Hard Money Loan Pitfalls
Before You Use a Hard Money Loan
A hard money loan is not always the best choice. While it seems simple—the asset secures the loan so everybody’s safe—hard money is only one option. It is expensive, so things have to work according to plan for profits to materialize. A hard money loan is different than loans you may have used in the past. Lenders use more conservative methods to value property than you may expect.
Hard Money Loan Costs
Hard money loans are expensive. They are designed to be temporary, and the interest rate on a hard money loan gives you an incentive to move on as quickly as possible.
First, interest rates are generally higher on a hard money loan. You should not be surprised to pay more than 10% APR, and you can easily pay several times that. A hard money loan should be used to help with a temporary need, not as something you’ll keep around forever.
You may not even have the choice to keep a hard money loan going for long. Most loans require you to repay in full within one to five years, so you have to plan ahead. These loans are often used for house flipping projects as opposed to the purchase of a home you'll live in.
In addition to higher interest rates, you’ll often pay more points to get a hard money loan. Five points or more would be reasonable, but you’d need a good reason to pay that much on other loans. Again, a hard money loan is a shorter-term loan, so you’ll amortize those points over a shorter period of time. They drive up your borrowing costs.
Credit for a Hard Money Loan
You may not need good credit or any credit to qualify for a hard money loan. However, many lenders will pull your credit and look for red flags. Yes, they can sell the asset and get their money back, but they’d rather not do that. If you have bad credit, you may not qualify for a hard money loan—even if it’s a safe bet for the lender.
Low Loan to Value Ratios
With these loans, an asset, such as the property you're buying, serves as collateral to secure the loan. You'll need to sign documents allowing your lender to place a lien on the property.
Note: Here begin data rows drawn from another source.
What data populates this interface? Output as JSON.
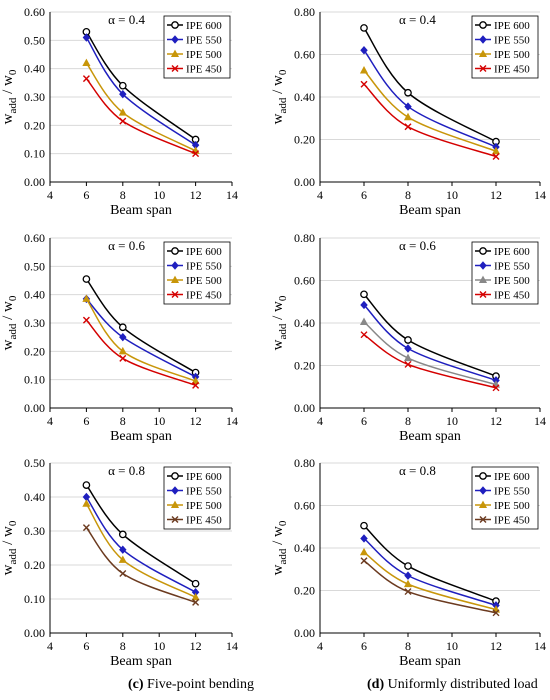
{
  "captions": {
    "left_letter": "(c)",
    "left_text": "Five-point bending",
    "right_letter": "(d)",
    "right_text": "Uniformly distributed load"
  },
  "chart_data": [
    {
      "type": "line",
      "annotation": "α = 0.4",
      "xlabel": "Beam span",
      "ylabel_main": "w",
      "ylabel_sub1": "add",
      "ylabel_mid": "/ w",
      "ylabel_sub2": "0",
      "xlim": [
        4,
        14
      ],
      "xticks": [
        4,
        6,
        8,
        10,
        12,
        14
      ],
      "xtick_labels": [
        "4",
        "6",
        "8",
        "10",
        "12",
        "14"
      ],
      "ylim": [
        0,
        0.6
      ],
      "yticks": [
        0,
        0.1,
        0.2,
        0.3,
        0.4,
        0.5,
        0.6
      ],
      "ytick_labels": [
        "0.00",
        "0.10",
        "0.20",
        "0.30",
        "0.40",
        "0.50",
        "0.60"
      ],
      "x": [
        6,
        8,
        12
      ],
      "legend_position": "top-right",
      "series": [
        {
          "name": "IPE 600",
          "marker": "circle",
          "color": "#000000",
          "values": [
            0.53,
            0.34,
            0.15
          ]
        },
        {
          "name": "IPE 550",
          "marker": "diamond",
          "color": "#1f1fbf",
          "values": [
            0.51,
            0.31,
            0.13
          ]
        },
        {
          "name": "IPE 500",
          "marker": "triangle",
          "color": "#c8960a",
          "values": [
            0.42,
            0.245,
            0.11
          ]
        },
        {
          "name": "IPE 450",
          "marker": "x",
          "color": "#d40000",
          "values": [
            0.365,
            0.215,
            0.1
          ]
        }
      ]
    },
    {
      "type": "line",
      "annotation": "α = 0.4",
      "xlabel": "Beam span",
      "ylabel_main": "w",
      "ylabel_sub1": "add",
      "ylabel_mid": "/ w",
      "ylabel_sub2": "0",
      "xlim": [
        4,
        14
      ],
      "xticks": [
        4,
        6,
        8,
        10,
        12,
        14
      ],
      "xtick_labels": [
        "4",
        "6",
        "8",
        "10",
        "12",
        "14"
      ],
      "ylim": [
        0,
        0.8
      ],
      "yticks": [
        0,
        0.2,
        0.4,
        0.6,
        0.8
      ],
      "ytick_labels": [
        "0.00",
        "0.20",
        "0.40",
        "0.60",
        "0.80"
      ],
      "x": [
        6,
        8,
        12
      ],
      "legend_position": "top-right",
      "series": [
        {
          "name": "IPE 600",
          "marker": "circle",
          "color": "#000000",
          "values": [
            0.725,
            0.42,
            0.19
          ]
        },
        {
          "name": "IPE 550",
          "marker": "diamond",
          "color": "#1f1fbf",
          "values": [
            0.62,
            0.355,
            0.165
          ]
        },
        {
          "name": "IPE 500",
          "marker": "triangle",
          "color": "#c8960a",
          "values": [
            0.525,
            0.305,
            0.145
          ]
        },
        {
          "name": "IPE 450",
          "marker": "x",
          "color": "#d40000",
          "values": [
            0.46,
            0.26,
            0.12
          ]
        }
      ]
    },
    {
      "type": "line",
      "annotation": "α = 0.6",
      "xlabel": "Beam span",
      "ylabel_main": "w",
      "ylabel_sub1": "add",
      "ylabel_mid": "/ w",
      "ylabel_sub2": "0",
      "xlim": [
        4,
        14
      ],
      "xticks": [
        4,
        6,
        8,
        10,
        12,
        14
      ],
      "xtick_labels": [
        "4",
        "6",
        "8",
        "10",
        "12",
        "14"
      ],
      "ylim": [
        0,
        0.6
      ],
      "yticks": [
        0,
        0.1,
        0.2,
        0.3,
        0.4,
        0.5,
        0.6
      ],
      "ytick_labels": [
        "0.00",
        "0.10",
        "0.20",
        "0.30",
        "0.40",
        "0.50",
        "0.60"
      ],
      "x": [
        6,
        8,
        12
      ],
      "legend_position": "top-right",
      "series": [
        {
          "name": "IPE 600",
          "marker": "circle",
          "color": "#000000",
          "values": [
            0.455,
            0.285,
            0.125
          ]
        },
        {
          "name": "IPE 550",
          "marker": "diamond",
          "color": "#1f1fbf",
          "values": [
            0.385,
            0.25,
            0.11
          ]
        },
        {
          "name": "IPE 500",
          "marker": "triangle",
          "color": "#c8960a",
          "values": [
            0.385,
            0.2,
            0.095
          ]
        },
        {
          "name": "IPE 450",
          "marker": "x",
          "color": "#d40000",
          "values": [
            0.31,
            0.175,
            0.08
          ]
        }
      ]
    },
    {
      "type": "line",
      "annotation": "α = 0.6",
      "xlabel": "Beam span",
      "ylabel_main": "w",
      "ylabel_sub1": "add",
      "ylabel_mid": "/ w",
      "ylabel_sub2": "0",
      "xlim": [
        4,
        14
      ],
      "xticks": [
        4,
        6,
        8,
        10,
        12,
        14
      ],
      "xtick_labels": [
        "4",
        "6",
        "8",
        "10",
        "12",
        "14"
      ],
      "ylim": [
        0,
        0.8
      ],
      "yticks": [
        0,
        0.2,
        0.4,
        0.6,
        0.8
      ],
      "ytick_labels": [
        "0.00",
        "0.20",
        "0.40",
        "0.60",
        "0.80"
      ],
      "x": [
        6,
        8,
        12
      ],
      "legend_position": "top-right",
      "series": [
        {
          "name": "IPE 600",
          "marker": "circle",
          "color": "#000000",
          "values": [
            0.535,
            0.32,
            0.15
          ]
        },
        {
          "name": "IPE 550",
          "marker": "diamond",
          "color": "#1f1fbf",
          "values": [
            0.485,
            0.28,
            0.13
          ]
        },
        {
          "name": "IPE 500",
          "marker": "triangle",
          "color": "#888888",
          "values": [
            0.405,
            0.235,
            0.11
          ]
        },
        {
          "name": "IPE 450",
          "marker": "x",
          "color": "#d40000",
          "values": [
            0.345,
            0.205,
            0.095
          ]
        }
      ]
    },
    {
      "type": "line",
      "annotation": "α = 0.8",
      "xlabel": "Beam span",
      "ylabel_main": "w",
      "ylabel_sub1": "add",
      "ylabel_mid": "/ w",
      "ylabel_sub2": "0",
      "xlim": [
        4,
        14
      ],
      "xticks": [
        4,
        6,
        8,
        10,
        12,
        14
      ],
      "xtick_labels": [
        "4",
        "6",
        "8",
        "10",
        "12",
        "14"
      ],
      "ylim": [
        0,
        0.5
      ],
      "yticks": [
        0,
        0.1,
        0.2,
        0.3,
        0.4,
        0.5
      ],
      "ytick_labels": [
        "0.00",
        "0.10",
        "0.20",
        "0.30",
        "0.40",
        "0.50"
      ],
      "x": [
        6,
        8,
        12
      ],
      "legend_position": "top-right",
      "series": [
        {
          "name": "IPE 600",
          "marker": "circle",
          "color": "#000000",
          "values": [
            0.435,
            0.29,
            0.145
          ]
        },
        {
          "name": "IPE 550",
          "marker": "diamond",
          "color": "#1f1fbf",
          "values": [
            0.4,
            0.245,
            0.12
          ]
        },
        {
          "name": "IPE 500",
          "marker": "triangle",
          "color": "#c8960a",
          "values": [
            0.38,
            0.215,
            0.105
          ]
        },
        {
          "name": "IPE 450",
          "marker": "x",
          "color": "#6b3a1f",
          "values": [
            0.31,
            0.175,
            0.09
          ]
        }
      ]
    },
    {
      "type": "line",
      "annotation": "α = 0.8",
      "xlabel": "Beam span",
      "ylabel_main": "w",
      "ylabel_sub1": "add",
      "ylabel_mid": "/ w",
      "ylabel_sub2": "0",
      "xlim": [
        4,
        14
      ],
      "xticks": [
        4,
        6,
        8,
        10,
        12,
        14
      ],
      "xtick_labels": [
        "4",
        "6",
        "8",
        "10",
        "12",
        "14"
      ],
      "ylim": [
        0,
        0.8
      ],
      "yticks": [
        0,
        0.2,
        0.4,
        0.6,
        0.8
      ],
      "ytick_labels": [
        "0.00",
        "0.20",
        "0.40",
        "0.60",
        "0.80"
      ],
      "x": [
        6,
        8,
        12
      ],
      "legend_position": "top-right",
      "series": [
        {
          "name": "IPE 600",
          "marker": "circle",
          "color": "#000000",
          "values": [
            0.505,
            0.315,
            0.15
          ]
        },
        {
          "name": "IPE 550",
          "marker": "diamond",
          "color": "#1f1fbf",
          "values": [
            0.445,
            0.27,
            0.13
          ]
        },
        {
          "name": "IPE 500",
          "marker": "triangle",
          "color": "#c8960a",
          "values": [
            0.38,
            0.23,
            0.11
          ]
        },
        {
          "name": "IPE 450",
          "marker": "x",
          "color": "#6b3a1f",
          "values": [
            0.34,
            0.195,
            0.095
          ]
        }
      ]
    }
  ]
}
Loan to value ratios are generally more conservative with a hard money loan. Despite claims about 'little or no money down', you’ll need assets to qualify for a hard money loan. It may be possible to pledge different types of assets to qualify—such as personal assets or other properties - but you need sufficient equity in those assets.
As a general rule of thumb, expect loan to value ratios between 50% and 70%. Lenders want extra assurance that they’ll get their money back by selling assets.